Pressão Alta (Hipertensão Arterial):
Essa é uma situação bem comum na população. Se o paciente tem pressão muito alta e não faz tratamento adequadamente para controlá-la, o coração terá que fazer mais força para mandar o sangue contra essa pressão alta. Isso também exigirá um trabalho maior que, para ser realizado adequadamente, necessitará que o coração aumente a sua massa muscular – a hipertrofia. Como já comentamos acima, essa hipertrofia poderá ser diagnosticada pelo eletrocardiograma.

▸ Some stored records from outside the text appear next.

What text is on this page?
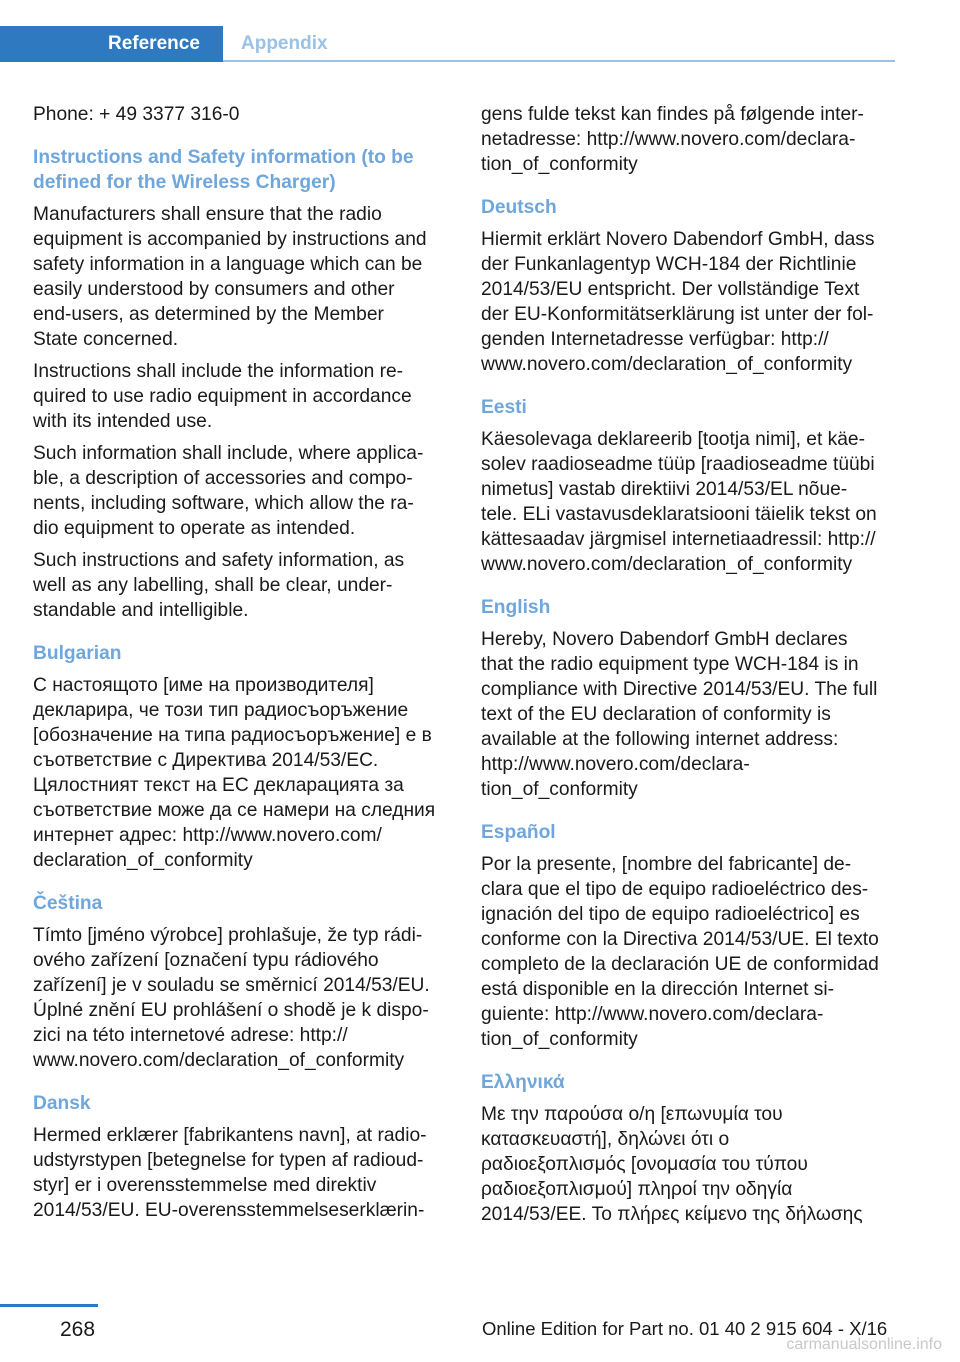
Reference	Appendix
Phone: + 49 3377 316-0
Instructions and Safety information (to be
defined for the Wireless Charger)
Manufacturers shall ensure that the radio
equipment is accompanied by instructions and
safety information in a language which can be
easily understood by consumers and other
end-users, as determined by the Member
State concerned.
Instructions shall include the information re‐
quired to use radio equipment in accordance
with its intended use.
Such information shall include, where applica‐
ble, a description of accessories and compo‐
nents, including software, which allow the ra‐
dio equipment to operate as intended.
Such instructions and safety information, as
well as any labelling, shall be clear, under‐
standable and intelligible.
Bulgarian
С настоящото [име на производителя]
декларира, че този тип радиосъоръжение
[обозначение на типа радиосъоръжение] е в
съответствие с Директива 2014/53/ЕС.
Цялостният текст на ЕС декларацията за
съответствие може да се намери на следния
интернет адрес: http://www.novero.com/
declaration_of_conformity
Čeština
Tímto [jméno výrobce] prohlašuje, že typ rádi‐
ového zařízení [označení typu rádiového
zařízení] je v souladu se směrnicí 2014/53/EU.
Úplné znění EU prohlášení o shodě je k dispo‐
zici na této internetové adrese: http://
www.novero.com/declaration_of_conformity
Dansk
Hermed erklærer [fabrikantens navn], at radio‐
udstyrstypen [betegnelse for typen af radioud‐
styr] er i overensstemmelse med direktiv
2014/53/EU. EU-overensstemmelseserklærin‐
gens fulde tekst kan findes på følgende inter‐
netadresse: http://www.novero.com/declara‐
tion_of_conformity
Deutsch
Hiermit erklärt Novero Dabendorf GmbH, dass
der Funkanlagentyp WCH-184 der Richtlinie
2014/53/EU entspricht. Der vollständige Text
der EU-Konformitätserklärung ist unter der fol‐
genden Internetadresse verfügbar: http://
www.novero.com/declaration_of_conformity
Eesti
Käesolevaga deklareerib [tootja nimi], et käe‐
solev raadioseadme tüüp [raadioseadme tüübi
nimetus] vastab direktiivi 2014/53/EL nõue‐
tele. ELi vastavusdeklaratsiooni täielik tekst on
kättesaadav järgmisel internetiaadressil: http://
www.novero.com/declaration_of_conformity
English
Hereby, Novero Dabendorf GmbH declares
that the radio equipment type WCH-184 is in
compliance with Directive 2014/53/EU. The full
text of the EU declaration of conformity is
available at the following internet address:
http://www.novero.com/declara‐
tion_of_conformity
Español
Por la presente, [nombre del fabricante] de‐
clara que el tipo de equipo radioeléctrico des‐
ignación del tipo de equipo radioeléctrico] es
conforme con la Directiva 2014/53/UE. El texto
completo de la declaración UE de conformidad
está disponible en la dirección Internet si‐
guiente: http://www.novero.com/declara‐
tion_of_conformity
Ελληνικά
Με την παρούσα ο/η [επωνυμία του
κατασκευαστή], δηλώνει ότι ο
ραδιοεξοπλισμός [ονομασία του τύπου
ραδιοεξοπλισμού] πληροί την οδηγία
2014/53/ΕΕ. Το πλήρες κείμενο της δήλωσης
268	Online Edition for Part no. 01 40 2 915 604 - X/16
carmanualsonline.info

Assim, o médico poderá saber que a pressão alta está repercutindo sobre o coração e se essa repercussão é importante ou não. Isso alertará o médico para a necessidade de um controle adequado da pressão com um, dois ou mais medicamentos.
Se o paciente apresenta uma hipertensão leve ou moderada, mas bem controlada com os remédios, a hipertrofia não aparecerá no eletrocardiograma. Isso tranquilizará o médico, pois o coração não foi afetado.
De uma maneira geral, essas são as situações mais frequentes na nossa prática diária em que o Eletrocardiograma ajuda o cardiologista no diagnóstico das doenças do coração. Além disso, muitas vezes o orienta quanto à necessidade não só de tratamento, mas também do tipo de tratamento. Por isso na consulta com um cardiologista, o paciente sempre deverá realizar um eletrocardiograma.
*Autor: Prof. Dr. Miguel de Patta (CRM/SC 2276 RQE 3308), Cardiologista na clínica Unicardio, em Florianópolis/SC, e professor de Cardiologia na Universidade do Sul de Santa Catarina (UNISUL).